Duruşmanın başlaması ile daha önce de davaya müdahil olma dilekçeleri reddedilen Çağdaş Hukukçular Derneği (ÇHD) avukatları ile birlikte Türkiye İnsan Hakları Vakfı (TİHV), Helsinki Yurttaşlar Derneği, İstanbul ve Ankara Baroları ile Yeryüzüne Özgürlük Derneği üyesi 27 kişi ve Göçmen Dayanışma Ağı üyesi 50 kişi, davaya müdahil olmak için mahkemeye dilekçelerini sundu. Göçmen Dayanışma Ağı adına müdahil olma dilekçelerini mahkemeye teslim eden Av. Burcu Özaydın, Okey, cinayetinin insanlığa karlı bir suç olması nedeniyle bu suçun mağduru olduklarını belirterek, “Bir insanın maruz kalmasından dolayı her insan yalnızca insan olmaktan dolayı bu suçun mağdurudur. Bizler, insanlar arasında eşitsizlik yaratan hukuk anlayışlarını kabul etmiyoruz. Bu nedenle davaya müdahil talebinde bulunuyoruz. Olay soruşturma ve kovuşturma biçimi açıkça Avrupa İnsan Hakları Sözleşmesi’ne (AİHS) ayıkırıdır” dedi.

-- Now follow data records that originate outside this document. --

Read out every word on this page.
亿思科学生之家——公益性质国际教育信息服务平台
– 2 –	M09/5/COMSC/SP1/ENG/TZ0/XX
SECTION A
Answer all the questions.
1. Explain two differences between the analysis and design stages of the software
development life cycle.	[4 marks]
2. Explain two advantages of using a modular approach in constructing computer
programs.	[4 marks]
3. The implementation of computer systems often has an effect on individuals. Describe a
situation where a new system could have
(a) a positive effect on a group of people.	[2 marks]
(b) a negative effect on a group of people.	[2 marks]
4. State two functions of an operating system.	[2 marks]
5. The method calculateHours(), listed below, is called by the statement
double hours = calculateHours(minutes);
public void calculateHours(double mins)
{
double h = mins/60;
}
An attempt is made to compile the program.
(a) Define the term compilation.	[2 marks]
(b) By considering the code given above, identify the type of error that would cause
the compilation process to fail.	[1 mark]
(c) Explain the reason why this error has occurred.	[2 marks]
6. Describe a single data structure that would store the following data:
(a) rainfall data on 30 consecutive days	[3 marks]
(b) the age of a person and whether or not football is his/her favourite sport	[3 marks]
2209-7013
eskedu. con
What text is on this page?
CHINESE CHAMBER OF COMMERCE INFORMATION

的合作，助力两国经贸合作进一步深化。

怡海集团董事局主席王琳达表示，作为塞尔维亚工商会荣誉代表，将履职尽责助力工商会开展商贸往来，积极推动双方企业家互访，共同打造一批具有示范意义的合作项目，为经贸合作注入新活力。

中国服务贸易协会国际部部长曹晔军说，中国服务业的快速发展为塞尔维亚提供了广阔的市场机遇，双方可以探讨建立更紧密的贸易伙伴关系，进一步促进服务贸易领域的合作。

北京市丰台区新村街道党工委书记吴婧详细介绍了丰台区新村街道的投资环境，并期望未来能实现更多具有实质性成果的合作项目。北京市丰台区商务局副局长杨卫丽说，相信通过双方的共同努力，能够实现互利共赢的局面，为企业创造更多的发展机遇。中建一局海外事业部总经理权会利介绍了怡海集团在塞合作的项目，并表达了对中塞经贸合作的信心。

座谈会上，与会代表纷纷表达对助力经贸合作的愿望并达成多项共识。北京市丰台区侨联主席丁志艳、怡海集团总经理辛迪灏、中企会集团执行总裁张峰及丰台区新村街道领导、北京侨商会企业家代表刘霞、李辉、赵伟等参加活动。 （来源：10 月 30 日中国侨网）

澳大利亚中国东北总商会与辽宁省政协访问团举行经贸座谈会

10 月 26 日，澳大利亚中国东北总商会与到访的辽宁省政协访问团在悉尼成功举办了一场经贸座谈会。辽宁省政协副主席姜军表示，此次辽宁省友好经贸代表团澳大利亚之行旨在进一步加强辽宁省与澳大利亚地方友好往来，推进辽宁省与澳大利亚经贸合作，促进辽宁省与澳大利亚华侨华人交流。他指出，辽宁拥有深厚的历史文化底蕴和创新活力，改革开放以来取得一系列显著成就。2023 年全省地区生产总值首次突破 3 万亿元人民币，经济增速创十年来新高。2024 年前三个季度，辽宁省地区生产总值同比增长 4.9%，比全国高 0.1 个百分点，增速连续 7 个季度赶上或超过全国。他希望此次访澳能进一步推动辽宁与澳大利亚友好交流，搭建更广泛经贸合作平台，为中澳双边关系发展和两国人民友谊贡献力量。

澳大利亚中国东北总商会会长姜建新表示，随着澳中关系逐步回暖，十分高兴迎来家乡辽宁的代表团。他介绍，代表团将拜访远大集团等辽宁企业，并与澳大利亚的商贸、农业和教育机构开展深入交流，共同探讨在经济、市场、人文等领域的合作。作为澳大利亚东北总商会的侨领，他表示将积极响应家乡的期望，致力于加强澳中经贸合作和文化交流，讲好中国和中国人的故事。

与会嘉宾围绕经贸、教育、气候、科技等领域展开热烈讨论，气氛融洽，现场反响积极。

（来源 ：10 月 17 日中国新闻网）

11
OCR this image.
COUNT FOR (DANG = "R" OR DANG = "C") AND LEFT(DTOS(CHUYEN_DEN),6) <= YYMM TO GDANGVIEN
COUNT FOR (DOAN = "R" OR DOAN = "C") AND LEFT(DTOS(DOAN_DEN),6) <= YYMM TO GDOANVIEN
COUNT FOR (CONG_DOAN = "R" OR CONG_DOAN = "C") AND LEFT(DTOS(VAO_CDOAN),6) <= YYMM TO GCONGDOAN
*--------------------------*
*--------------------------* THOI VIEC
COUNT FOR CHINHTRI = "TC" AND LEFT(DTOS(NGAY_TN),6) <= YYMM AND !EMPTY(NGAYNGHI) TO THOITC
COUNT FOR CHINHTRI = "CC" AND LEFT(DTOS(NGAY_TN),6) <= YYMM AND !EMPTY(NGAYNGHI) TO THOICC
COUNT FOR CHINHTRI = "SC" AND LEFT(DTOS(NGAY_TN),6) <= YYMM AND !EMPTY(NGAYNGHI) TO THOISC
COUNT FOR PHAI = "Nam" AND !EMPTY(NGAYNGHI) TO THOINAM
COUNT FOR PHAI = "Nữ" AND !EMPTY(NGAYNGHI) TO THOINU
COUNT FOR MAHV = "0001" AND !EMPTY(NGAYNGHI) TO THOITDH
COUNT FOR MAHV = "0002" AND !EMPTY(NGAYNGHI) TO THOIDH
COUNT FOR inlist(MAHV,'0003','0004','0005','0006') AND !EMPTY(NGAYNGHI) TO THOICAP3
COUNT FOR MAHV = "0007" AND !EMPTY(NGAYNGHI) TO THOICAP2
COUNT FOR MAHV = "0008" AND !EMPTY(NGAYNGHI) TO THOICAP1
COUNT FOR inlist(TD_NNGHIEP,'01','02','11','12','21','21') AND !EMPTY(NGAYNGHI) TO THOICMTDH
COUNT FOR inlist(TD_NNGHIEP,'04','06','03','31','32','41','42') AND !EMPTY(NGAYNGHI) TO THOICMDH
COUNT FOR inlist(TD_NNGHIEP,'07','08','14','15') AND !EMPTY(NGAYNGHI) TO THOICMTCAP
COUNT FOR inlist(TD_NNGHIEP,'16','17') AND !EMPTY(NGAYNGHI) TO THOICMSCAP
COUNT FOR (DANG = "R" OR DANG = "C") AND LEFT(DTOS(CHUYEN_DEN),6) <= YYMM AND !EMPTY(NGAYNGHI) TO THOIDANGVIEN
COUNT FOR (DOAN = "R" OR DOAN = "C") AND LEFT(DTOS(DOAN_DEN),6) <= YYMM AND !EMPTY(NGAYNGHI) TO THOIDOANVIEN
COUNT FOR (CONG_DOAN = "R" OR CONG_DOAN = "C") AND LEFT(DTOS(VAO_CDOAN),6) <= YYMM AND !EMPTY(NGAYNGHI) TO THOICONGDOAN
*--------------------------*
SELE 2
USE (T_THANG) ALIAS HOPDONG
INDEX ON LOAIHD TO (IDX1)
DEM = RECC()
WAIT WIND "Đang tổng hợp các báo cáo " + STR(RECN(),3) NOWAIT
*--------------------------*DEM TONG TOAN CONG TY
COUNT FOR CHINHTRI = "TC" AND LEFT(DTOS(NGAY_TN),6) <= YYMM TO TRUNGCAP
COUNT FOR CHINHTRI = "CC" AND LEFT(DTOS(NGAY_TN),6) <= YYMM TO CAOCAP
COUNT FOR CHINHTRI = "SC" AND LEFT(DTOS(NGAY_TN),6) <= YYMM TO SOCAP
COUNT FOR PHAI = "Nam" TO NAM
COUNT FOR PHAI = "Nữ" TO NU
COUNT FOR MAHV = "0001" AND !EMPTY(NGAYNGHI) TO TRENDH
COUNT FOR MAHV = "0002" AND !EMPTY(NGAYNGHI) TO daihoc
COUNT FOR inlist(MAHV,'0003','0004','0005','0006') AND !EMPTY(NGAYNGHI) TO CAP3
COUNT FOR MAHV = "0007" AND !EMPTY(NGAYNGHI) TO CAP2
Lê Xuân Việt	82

Mahkemenin daha önce müdahil olma taleplerinde bulunan 36 kişi hakkında “yargılamayı etkiledikleri” ve “mahkemeye hakaret ettikleri” gerekçesiyle soruşturma başlattığını hatırlatan Özaydın, “Bizler bu noktada evet yargılama sürecini etkilemeye çalışıyoruz. İşlemeyen adalet mekanizmasını işletmeye, adil yargılamanın yapılması için çaba sarf ediyoruz. Dilekçelerimiz mahkemeye hakaret içermemesine ve adil yargılamaya engel teşkil etmemesine rağmen hakkımızda suç duyurusunda bulunan mahkeme, bir kez daha adil yargılamanın önüne geçmiştir. Adalet mekanizması polis şiddetini korur, meşrulaştırma görüntüsü sergilemektedir” dedi. Diğer kurumlar adına da müdahil olma gerekçelerinin mahkemeye sunulmasının ardından, mahkeme heyeti talepler konusunda Cumhuriyet Savcısı’ndan mütalaa vermesini istedi.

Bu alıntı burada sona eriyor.